Common Tracking Metrics

  1. Retention Rate: How many users remained customers over a period of time, retention is the opposite of churn.
  2. Conversion: Converting people aware of your marketing into customers.
    1. Volume How many responses are there?
    2. Conversion: How the sles marketing is perfomring through the entire sales cycle.
    3. Velocity: How long does it take to turn an initial response into a close.
  3. Session length
  4. Time-in-app
  5. Active users
  6. Stickiness: How addictive the app is.

Machine Learning

Recommender Systems

Collaborative Filtering

Based on collecting and analyzing a large amount of information on users' behaviors, activites or preferences and predicting what users will like based on their similarity to other users.

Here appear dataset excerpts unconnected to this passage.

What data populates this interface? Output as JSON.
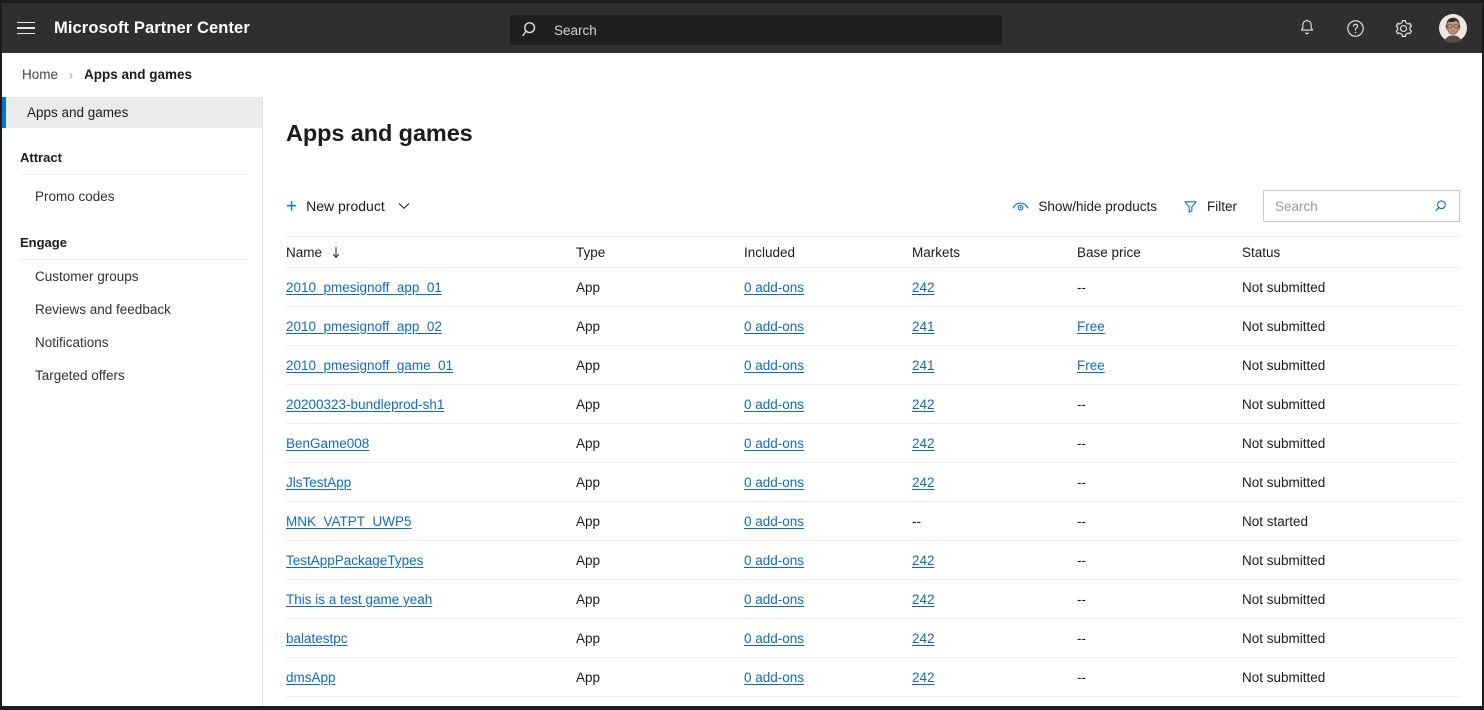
{
  "topbar": {
    "menu_icon": "hamburger-icon",
    "brand": "Microsoft Partner Center",
    "search": {
      "icon": "search-icon",
      "placeholder": "Search",
      "value": ""
    },
    "icons": [
      {
        "name": "notifications-icon",
        "label": "Notifications"
      },
      {
        "name": "help-icon",
        "label": "Help"
      },
      {
        "name": "settings-icon",
        "label": "Settings"
      }
    ],
    "avatar": {
      "name": "user-avatar",
      "label": "Account manager"
    },
    "background": "#2f2f2f"
  },
  "breadcrumb": {
    "items": [
      {
        "label": "Home",
        "current": false
      },
      {
        "label": "Apps and games",
        "current": true
      }
    ],
    "separator": "›"
  },
  "sidebar": {
    "selected": {
      "label": "Apps and games",
      "accent": "#0078d4"
    },
    "groups": [
      {
        "title": "Attract",
        "items": [
          {
            "label": "Promo codes"
          }
        ]
      },
      {
        "title": "Engage",
        "items": [
          {
            "label": "Customer groups"
          },
          {
            "label": "Reviews and feedback"
          },
          {
            "label": "Notifications"
          },
          {
            "label": "Targeted offers"
          }
        ]
      }
    ]
  },
  "main": {
    "title": "Apps and games",
    "toolbar": {
      "new_product": {
        "label": "New product",
        "icon": "plus-icon",
        "chevron": "chevron-down-icon"
      },
      "show_hide": {
        "label": "Show/hide products",
        "icon": "eye-icon"
      },
      "filter": {
        "label": "Filter",
        "icon": "filter-icon"
      },
      "search": {
        "placeholder": "Search",
        "value": "",
        "icon": "search-icon"
      }
    },
    "table": {
      "columns": [
        {
          "key": "name",
          "label": "Name",
          "sort": "desc",
          "sort_icon": "arrow-down-icon"
        },
        {
          "key": "type",
          "label": "Type"
        },
        {
          "key": "included",
          "label": "Included"
        },
        {
          "key": "markets",
          "label": "Markets"
        },
        {
          "key": "base_price",
          "label": "Base price"
        },
        {
          "key": "status",
          "label": "Status"
        }
      ],
      "rows": [
        {
          "name": "2010_pmesignoff_app_01",
          "type": "App",
          "included": "0 add-ons",
          "included_link": true,
          "markets": "242",
          "markets_link": true,
          "base_price": "--",
          "base_price_link": false,
          "status": "Not submitted"
        },
        {
          "name": "2010_pmesignoff_app_02",
          "type": "App",
          "included": "0 add-ons",
          "included_link": true,
          "markets": "241",
          "markets_link": true,
          "base_price": "Free",
          "base_price_link": true,
          "status": "Not submitted"
        },
        {
          "name": "2010_pmesignoff_game_01",
          "type": "App",
          "included": "0 add-ons",
          "included_link": true,
          "markets": "241",
          "markets_link": true,
          "base_price": "Free",
          "base_price_link": true,
          "status": "Not submitted"
        },
        {
          "name": "20200323-bundleprod-sh1",
          "type": "App",
          "included": "0 add-ons",
          "included_link": true,
          "markets": "242",
          "markets_link": true,
          "base_price": "--",
          "base_price_link": false,
          "status": "Not submitted"
        },
        {
          "name": "BenGame008",
          "type": "App",
          "included": "0 add-ons",
          "included_link": true,
          "markets": "242",
          "markets_link": true,
          "base_price": "--",
          "base_price_link": false,
          "status": "Not submitted"
        },
        {
          "name": "JlsTestApp",
          "type": "App",
          "included": "0 add-ons",
          "included_link": true,
          "markets": "242",
          "markets_link": true,
          "base_price": "--",
          "base_price_link": false,
          "status": "Not submitted"
        },
        {
          "name": "MNK_VATPT_UWP5",
          "type": "App",
          "included": "0 add-ons",
          "included_link": true,
          "markets": "--",
          "markets_link": false,
          "base_price": "--",
          "base_price_link": false,
          "status": "Not started"
        },
        {
          "name": "TestAppPackageTypes",
          "type": "App",
          "included": "0 add-ons",
          "included_link": true,
          "markets": "242",
          "markets_link": true,
          "base_price": "--",
          "base_price_link": false,
          "status": "Not submitted"
        },
        {
          "name": "This is a test game yeah",
          "type": "App",
          "included": "0 add-ons",
          "included_link": true,
          "markets": "242",
          "markets_link": true,
          "base_price": "--",
          "base_price_link": false,
          "status": "Not submitted"
        },
        {
          "name": "balatestpc",
          "type": "App",
          "included": "0 add-ons",
          "included_link": true,
          "markets": "242",
          "markets_link": true,
          "base_price": "--",
          "base_price_link": false,
          "status": "Not submitted"
        },
        {
          "name": "dmsApp",
          "type": "App",
          "included": "0 add-ons",
          "included_link": true,
          "markets": "242",
          "markets_link": true,
          "base_price": "--",
          "base_price_link": false,
          "status": "Not submitted"
        }
      ]
    }
  },
  "colors": {
    "link": "#0f6cbd",
    "accent": "#0078d4",
    "topbar_bg": "#2f2f2f",
    "selected_bg": "#ebebeb",
    "border": "#ededed"
  }
}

A key advantage of the collaborative filtering approach is that it doesn't require understanding the characteristics of items.

Content-Based Filtering

Based on the description of an item and the profile of a user's preferences. In content-based recommender systems, you need to have a profile of each item, like Pandora, where a single seed is used to get other songs of similar musical characteristics. As the user interacts with Pandora they can build a profile of the user.